The democratisation of the development and copying of tangible items, i. e. the transfer of 3D technologies for public use means that it is highly probable that such items will be disseminated as widely as digital works. Such “freedom-promoting” technology poses and will most likely continue to pose a threat to intellectual property as computer files used in the 3D technology process can be copied, unlawfully shared or even forged. The 3D printing and copying technology becomes increasingly accessible to anyone. Any person having access to a 3D printer can create an identical copy of any specific item. Therefore, a risk of potential infringement of the intellectual property rights arises.
Copyright. The main issue that the copyright holders will face is a widespread independent production of copyright objects in the market by methods that can be neither detected nor controlled.
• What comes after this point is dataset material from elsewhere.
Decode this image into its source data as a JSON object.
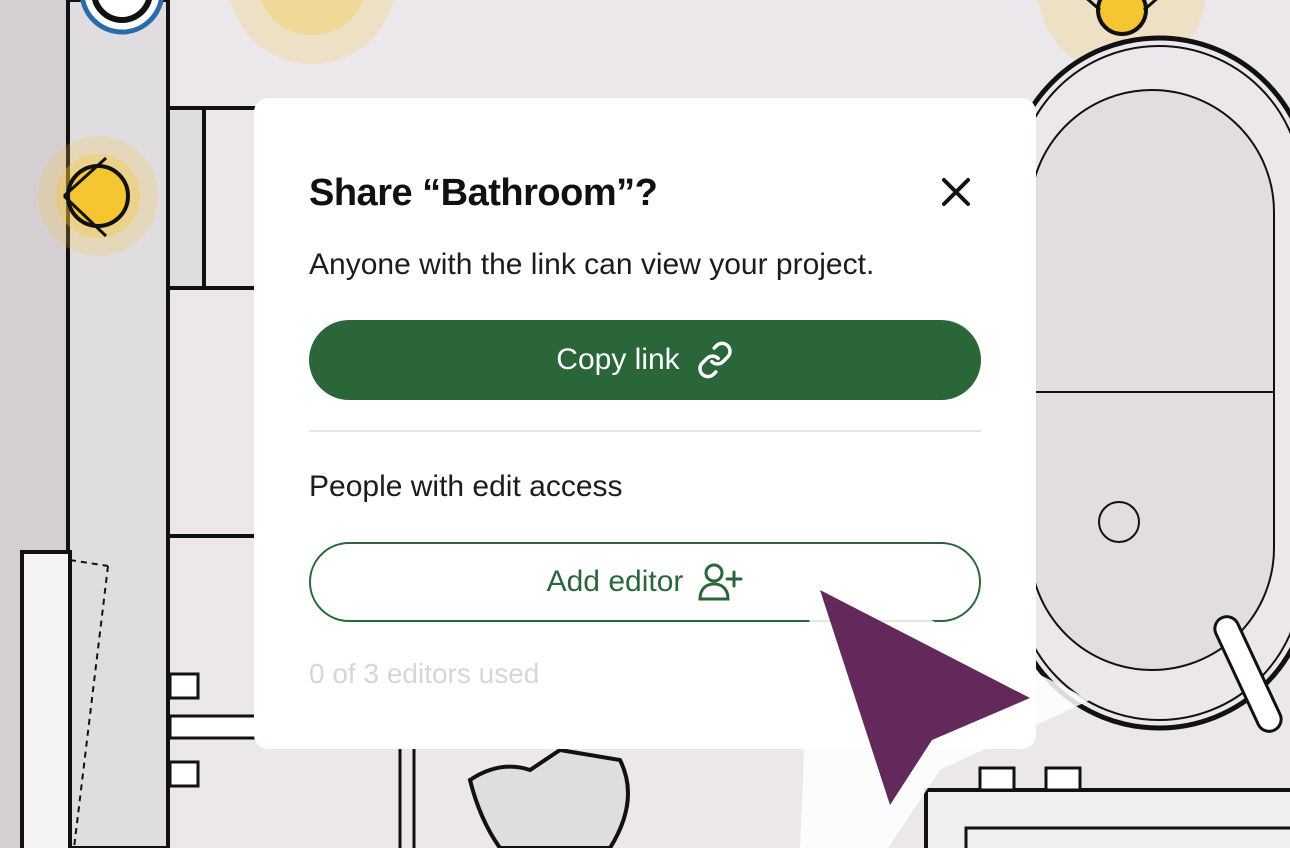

In order to protect their rights, copyright holders will have to monitor the distributors of digital files used for 3D printing online and to warn such persons about the potential infringement of copyright.
Patent rights. An infringement of a patent right may occur if a vulnerable product is held, used or offered to potential buyers. However, this does not apply, to products that have been developed for non-commercial use. A well-described patent will serve as a sound basis for the protection of the patent holder‘s rights. In this case the content of a patent description plays a very important role, therefore, approaching experts on patent and intellectual property rights is recommended.
Design rights. The same protection principles apply to both patent and design rights. In order to protect a design right, prior to putting or publishing a product into commercial use, it would be worthwhile to:
- file an application for the industrial design registration, which will protect the aesthetic features of the product (i. e. its visual aspects: shape, configuration, pattern or ornament);
- ensure that a confidentiality undertaking document is signed by the person to whom the design information is going to be disclosed;
- incorporate authentication mechanisms into products, e. g. by marking products with trademarks or protective prints on packaging or by obtaining authenticity certificates;
- increase awareness of or even warn clients and potential product users about the use of products that have not been copied, and the ensuing guarantee of quality.
Trademark rights. Where trademarks exist in the form of a stamp on three-dimensional items that can be copied by means of the 3D technology, there is a risk that the person copying the item will infringe the rights of the trademark holder. Therefore, it is recommended that trademark holders should register their trademarks.
For trade secret protection purposes, organisations are recommended to:
- prior to starting the use of external 3D printing services, conclude confidentiality agreements with the 3D service providers, paying attention to the careful wording of the agreements;
- those organisations that can potentially be subjected to infringement of intellectual property rights should update the existing agreements with employees by detailing the content of confidential information and the employees‘ obligations, as well as by providing for more serious consequences for a failure to fulfil such obligations.